La Ville de Sion interdit ses archives aux chercheurs

Plus secrète que celles du Vatican, les archives de la Ville de Sion restent closes pour la recherche académique. Depuis plus de deux ans, un doctorant fait le pied de grue pour consulter des documents, une décision a été demandée, la Ville ne veut rien entendre et se bat même becs et ongles pour interdire tout accès. Secrets d’Etat, données sensibles ? La réalité est plus banal et, surtout, beaucoup plus « sédunoise »…

Tout était parti pour bien se passer, le 25 janvier 2018, la Ville de Sion édite un règlement flambant neuf pour garantir les conditions d’accès : « Les Archives de la Ville de Sion sont ouvertes à tous les citoyens » assène l’article 3. Et bien le fait est que… non.

Un an plus tard, jour pour jour, un chercheur se présente au guichet pour consulter les archives des Agettes, petite commune alpine récemment fusionnée. Les documents recherchés se situent entre la fin du XVIIe et les années 70, soit rien de protégé (art. 4). Coline Rémy, l’archiviste communale, est très embêtée, les archives croupissent en tas dans un réduit à Salins et elle ne dispose pas des ressources suffisantes pour s’en occuper. Le requérant, également archiviste, propose alors son aide, totalement gratuitement, rien n’y fait ; on lui suggère d’écrire aux autorités de la commune.

Kafka bureaucrate

Il faut attendre le mois de mai pour une réponse, négative au prétexte que le demandeur aurait réclamé un accès aux « locaux d’archives », lequel serait interdit, seul celui en « salle de lecture » étant autorisé. On lui fait clairement reproche d’avoir offert son aide. Il répond alors n’avoir jamais demandé un tel privilège et se contenter bien volontiers de la salle de lecture. La Ville s’enferre alors dans le déni, répétant à chaque correspondance que le requérant exige un accès au dépôt, ou bien alors, sans rien savoir de ses recherches, que les documents qu’il espère trouver n’existent tout simplement pas. L’étudiant aura beau faire la preuve de correspondances soutenues, dénichées dans des fonds privés, avec la commune des Agettes et, par conséquent, de la présomption d’un fonds des plus prometteurs, il aura beau encore répéter la salle de lecture lui convient très bien, la Ville de Sion rabâche à l’envi que rien n’existe et que l’accès au dépôt est impossible. Un mur.
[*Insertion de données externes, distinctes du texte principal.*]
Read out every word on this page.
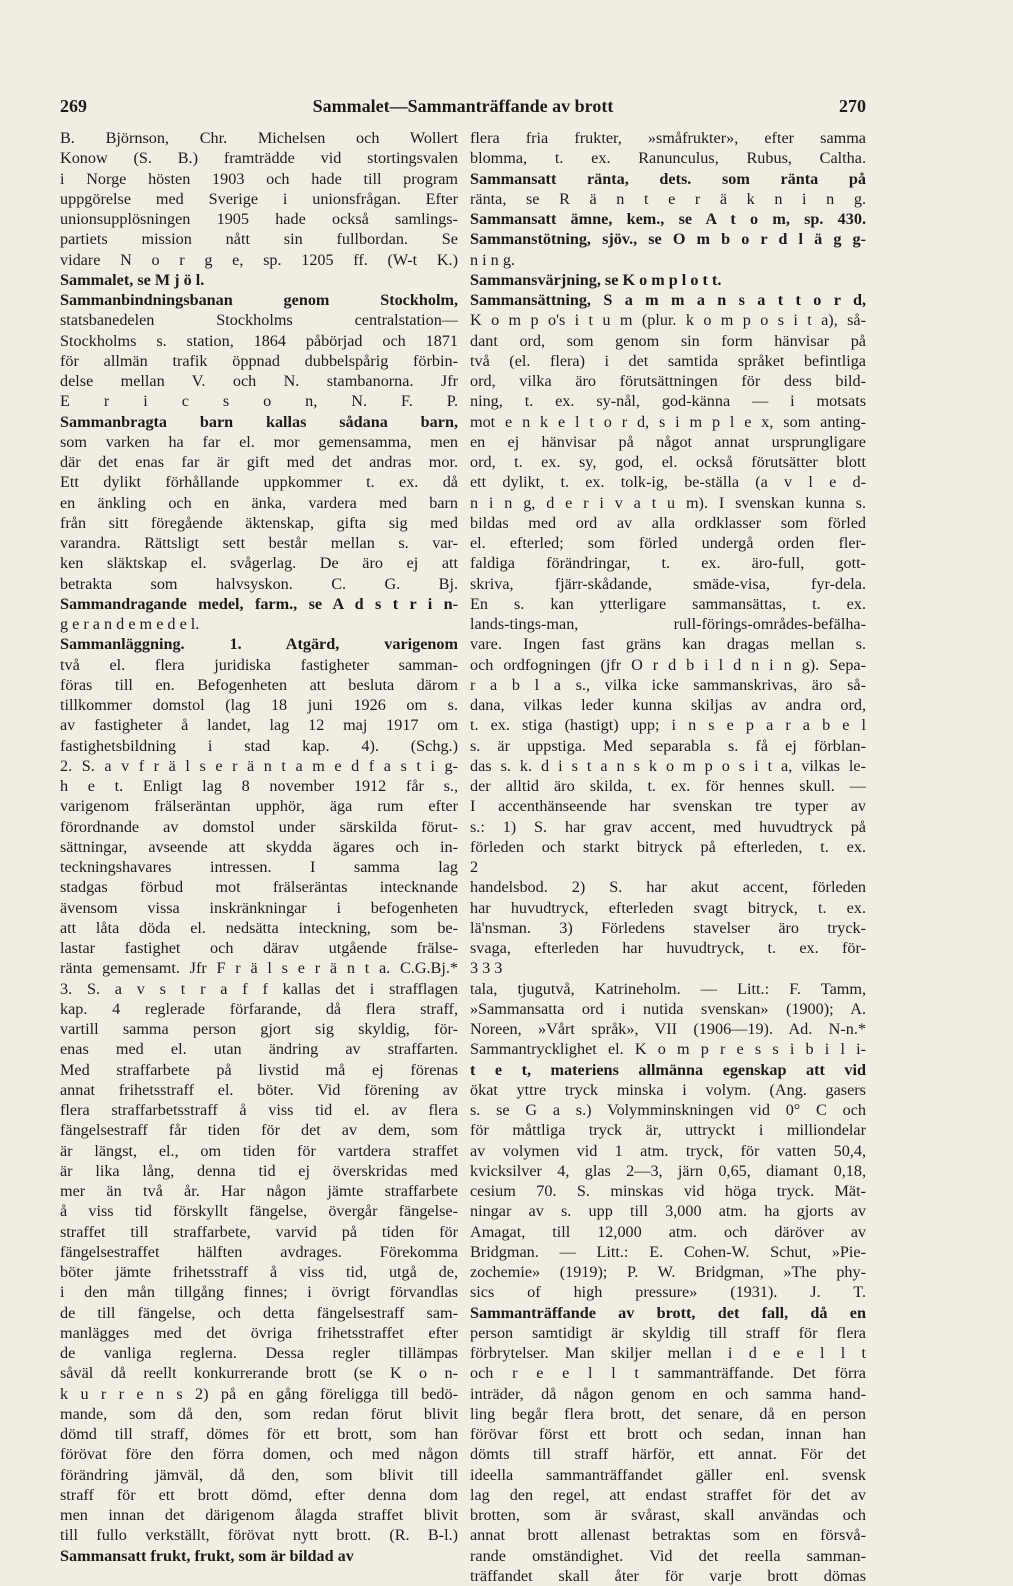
269	Sammalet—Sammanträffande av brott	270
B. Björnson, Chr. Michelsen och Wollert
Konow (S. B.) framträdde vid stortingsvalen
i Norge hösten 1903 och hade till program
uppgörelse med Sverige i unionsfrågan. Efter
unionsupplösningen 1905 hade också samlings-
partiets mission nått sin fullbordan. Se
vidare N o r g e, sp. 1205 ff. (W-t K.)
Sammalet, se M j ö l.
Sammanbindningsbanan genom Stockholm,
statsbanedelen Stockholms centralstation—
Stockholms s. station, 1864 påbörjad och 1871
för allmän trafik öppnad dubbelspårig förbin-
delse mellan V. och N. stambanorna. Jfr
E r i c s o n, N. F. P.
Sammanbragta barn kallas sådana barn,
som varken ha far el. mor gemensamma, men
där det enas far är gift med det andras mor.
Ett dylikt förhållande uppkommer t. ex. då
en änkling och en änka, vardera med barn
från sitt föregående äktenskap, gifta sig med
varandra. Rättsligt sett består mellan s. var-
ken släktskap el. svågerlag. De äro ej att
betrakta som halvsyskon. C. G. Bj.
Sammandragande medel, farm., se A d s t r i n-
g e r a n d e m e d e l.
Sammanläggning. 1. Atgärd, varigenom
två el. flera juridiska fastigheter samman-
föras till en. Befogenheten att besluta därom
tillkommer domstol (lag 18 juni 1926 om s.
av fastigheter å landet, lag 12 maj 1917 om
fastighetsbildning i stad kap. 4). (Schg.)
2. S. a v f r ä l s e r ä n t a m e d f a s t i g-
h e t. Enligt lag 8 november 1912 får s.,
varigenom frälseräntan upphör, äga rum efter
förordnande av domstol under särskilda förut-
sättningar, avseende att skydda ägares och in-
teckningshavares intressen. I samma lag
stadgas förbud mot frälseräntas intecknande
ävensom vissa inskränkningar i befogenheten
att låta döda el. nedsätta inteckning, som be-
lastar fastighet och därav utgående frälse-
ränta gemensamt. Jfr F r ä l s e r ä n t a. C.G.Bj.*
3. S. a v s t r a f f kallas det i strafflagen
kap. 4 reglerade förfarande, då flera straff,
vartill samma person gjort sig skyldig, för-
enas med el. utan ändring av straffarten.
Med straffarbete på livstid må ej förenas
annat frihetsstraff el. böter. Vid förening av
flera straffarbetsstraff å viss tid el. av flera
fängelsestraff får tiden för det av dem, som
är längst, el., om tiden för vartdera straffet
är lika lång, denna tid ej överskridas med
mer än två år. Har någon jämte straffarbete
å viss tid förskyllt fängelse, övergår fängelse-
straffet till straffarbete, varvid på tiden för
fängelsestraffet hälften avdrages. Förekomma
böter jämte frihetsstraff å viss tid, utgå de,
i den mån tillgång finnes; i övrigt förvandlas
de till fängelse, och detta fängelsestraff sam-
manlägges med det övriga frihetsstraffet efter
de vanliga reglerna. Dessa regler tillämpas
såväl då reellt konkurrerande brott (se K o n-
k u r r e n s 2) på en gång föreligga till bedö-
mande, som då den, som redan förut blivit
dömd till straff, dömes för ett brott, som han
förövat före den förra domen, och med någon
förändring jämväl, då den, som blivit till
straff för ett brott dömd, efter denna dom
men innan det därigenom ålagda straffet blivit
till fullo verkställt, förövat nytt brott. (R. B-l.)
Sammansatt frukt, frukt, som är bildad av
flera fria frukter, »småfrukter», efter samma
blomma, t. ex. Ranunculus, Rubus, Caltha.
Sammansatt ränta, dets. som ränta på
ränta, se R ä n t e r ä k n i n g.
Sammansatt ämne, kem., se A t o m, sp. 430.
Sammanstötning, sjöv., se O m b o r d l ä g g-
n i n g.
Sammansvärjning, se K o m p l o t t.
Sammansättning, S a m m a n s a t t o r d,
K o m p o's i t u m (plur. k o m p o s i t a), så-
dant ord, som genom sin form hänvisar på
två (el. flera) i det samtida språket befintliga
ord, vilka äro förutsättningen för dess bild-
ning, t. ex. sy-nål, god-känna — i motsats
mot e n k e l t o r d, s i m p l e x, som anting-
en ej hänvisar på något annat ursprungligare
ord, t. ex. sy, god, el. också förutsätter blott
ett dylikt, t. ex. tolk-ig, be-ställa (a v l e d-
n i n g, d e r i v a t u m). I svenskan kunna s.
bildas med ord av alla ordklasser som förled
el. efterled; som förled undergå orden fler-
faldiga förändringar, t. ex. äro-full, gott-
skriva, fjärr-skådande, smäde-visa, fyr-dela.
En s. kan ytterligare sammansättas, t. ex.
lands-tings-man, rull-förings-områdes-befälha-
vare. Ingen fast gräns kan dragas mellan s.
och ordfogningen (jfr O r d b i l d n i n g). Sepa-
r a b l a s., vilka icke sammanskrivas, äro så-
dana, vilkas leder kunna skiljas av andra ord,
t. ex. stiga (hastigt) upp; i n s e p a r a b e l
s. är uppstiga. Med separabla s. få ej förblan-
das s. k. d i s t a n s k o m p o s i t a, vilkas le-
der alltid äro skilda, t. ex. för hennes skull. —
I accenthänseende har svenskan tre typer av
s.: 1) S. har grav accent, med huvudtryck på
förleden och starkt bitryck på efterleden, t. ex.
2
handelsbod. 2) S. har akut accent, förleden
har huvudtryck, efterleden svagt bitryck, t. ex.
lä'nsman. 3) Förledens stavelser äro tryck-
svaga, efterleden har huvudtryck, t. ex. för-
3 3 3
tala, tjugutvå, Katrineholm. — Litt.: F. Tamm,
»Sammansatta ord i nutida svenskan» (1900); A.
Noreen, »Vårt språk», VII (1906—19). Ad. N-n.*
Sammantrycklighet el. K o m p r e s s i b i l i-
t e t, materiens allmänna egenskap att vid
ökat yttre tryck minska i volym. (Ang. gasers
s. se G a s.) Volymminskningen vid 0° C och
för måttliga tryck är, uttryckt i milliondelar
av volymen vid 1 atm. tryck, för vatten 50,4,
kvicksilver 4, glas 2—3, järn 0,65, diamant 0,18,
cesium 70. S. minskas vid höga tryck. Mät-
ningar av s. upp till 3,000 atm. ha gjorts av
Amagat, till 12,000 atm. och däröver av
Bridgman. — Litt.: E. Cohen-W. Schut, »Pie-
zochemie» (1919); P. W. Bridgman, »The phy-
sics of high pressure» (1931). J. T.
Sammanträffande av brott, det fall, då en
person samtidigt är skyldig till straff för flera
förbrytelser. Man skiljer mellan i d e e l l t
och r e e l l t sammanträffande. Det förra
inträder, då någon genom en och samma hand-
ling begår flera brott, det senare, då en person
förövar först ett brott och sedan, innan han
dömts till straff härför, ett annat. För det
ideella sammanträffandet gäller enl. svensk
lag den regel, att endast straffet för det av
brotten, som är svårast, skall användas och
annat brott allenast betraktas som en försvå-
rande omständighet. Vid det reella samman-
träffandet skall åter för varje brott dömas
La surveillance des communes s’est saisie de l’affaire il y a neuf mois déjà. La Ville de Sion, tout en se refusant catégoriquement à produire un catalogue ou un registre, fût-il sommaire, des archives en sa possession, comme la loi (art. 41 LIPDA) lui en fait pourtant obligation, continue cependant, on vous le donne en mille, de nier que les documents en relation avec des recherches dont elle ignore tout puissent exister. Un panaché remarquable d’incompétence et de mauvaise foi.

Sur son site internet, la Ville de Sion se gausse de son entrée à pieds joints dans le troisième millénaire et de l’érection de son campus dédié à la « recherche scientifique ». Ce qu’elle ne dit pas c’est que les chercheurs qui se laisseront prendre s’enliseront bientôt dans le marais bureaucratique de cette bourgade d’un provincialisme crasse et aux habitudes d’un autre âge.